First off, thanks for going into so much detail, I appreciate it.

It was never all rainbows and open arms. That's aspirational at best, and the path for immigrants is really, really hard. Sadly, not everyone even thinks that's a bad thing. I do expect that we will draw a line at some point, though.

From the most recent appeal decision:

A degree of difference as between the legal schemes applicable in the two countries can be tolerated, so long as the American system is not fundamentally unfair.

With respect to gross disproportionality, the question is whether the impugned legislation’s effects on the s. 7 interests are so grossly disproportionate to its purposes that they cannot rationally be supported. Neither a risk of detention with opportunities for release and review nor a risk of medical isolation meets this high threshold.
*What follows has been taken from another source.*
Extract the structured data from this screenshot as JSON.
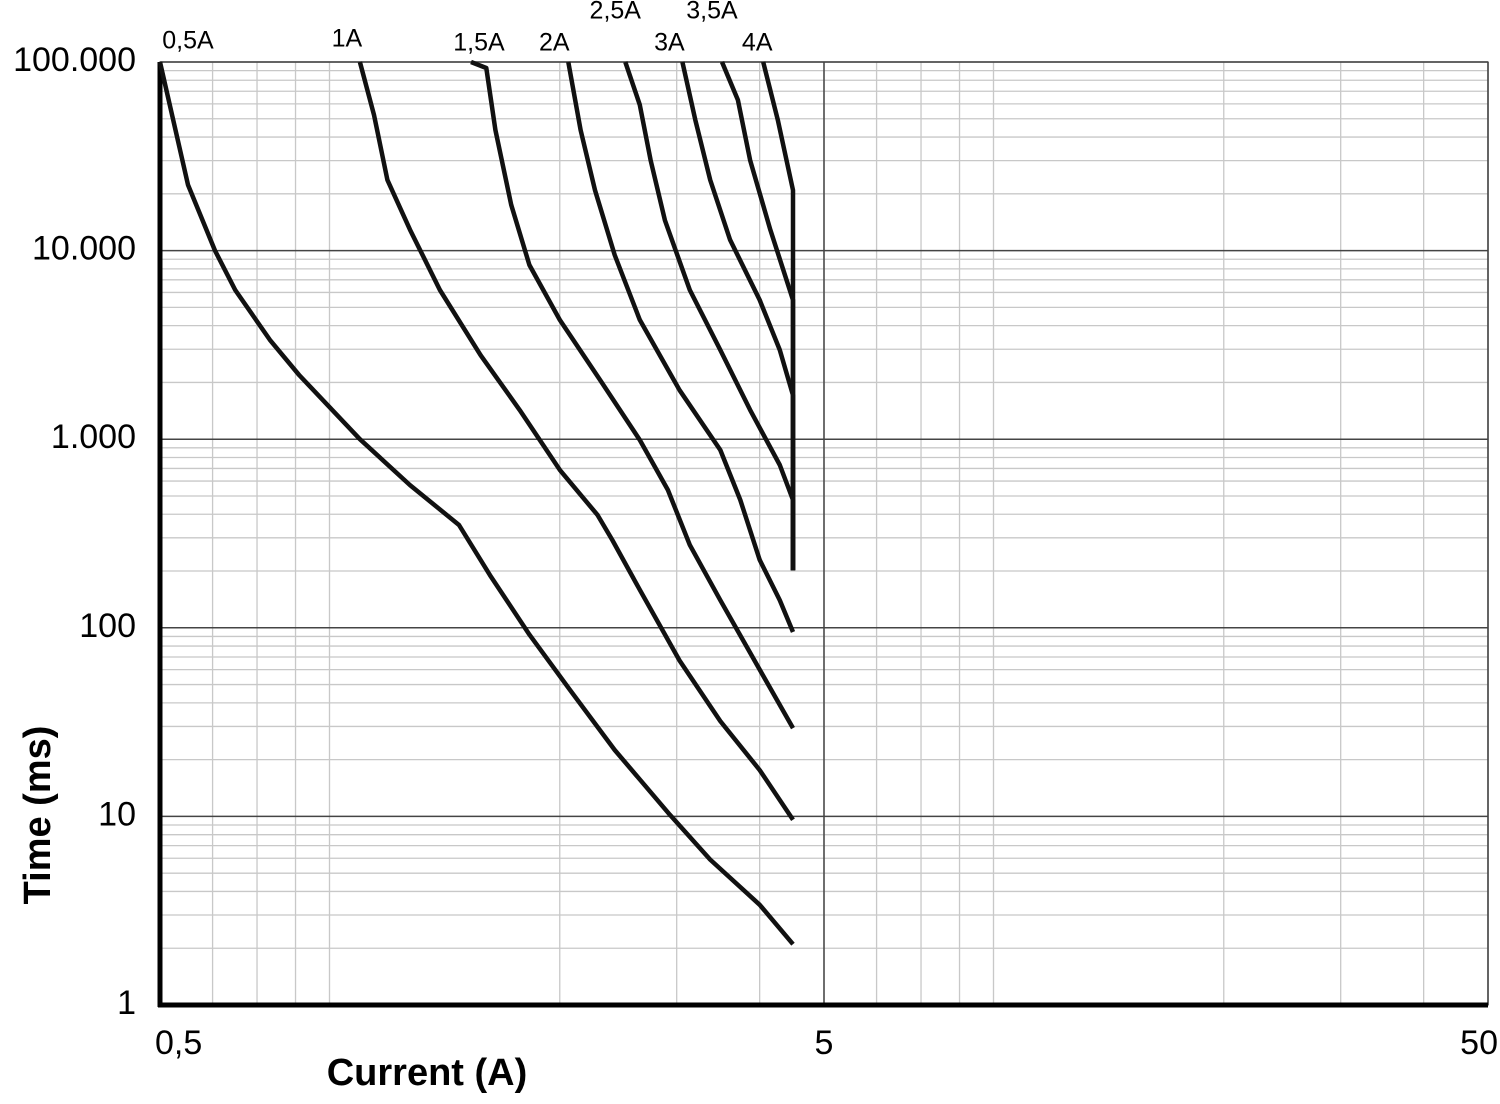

In Canada, as in the United States, these risks are within the mutually held norms accepted by our free and democratic societies.

As of 2023, the US was a liberal democracy, if a really hollowed out one, and there hasn't been a big, decisive collapse even now. A different case with different rights violations might get a different conclusion, and I have to wonder if they would find the US immigration system fundamentally fair today if this was retried. Probably not; Trump has been far more aggressive this time around and is sending people to forever prisons in El Salvador.

The gender based part would be one of the cases you mentioned that's still ongoing:

Claims based on s. 15 are not secondary issues only to be reached after all other issues are considered. The Charter should not be treated as if it establishes a hierarchy of rights in which s. 15 occupies a lower tier.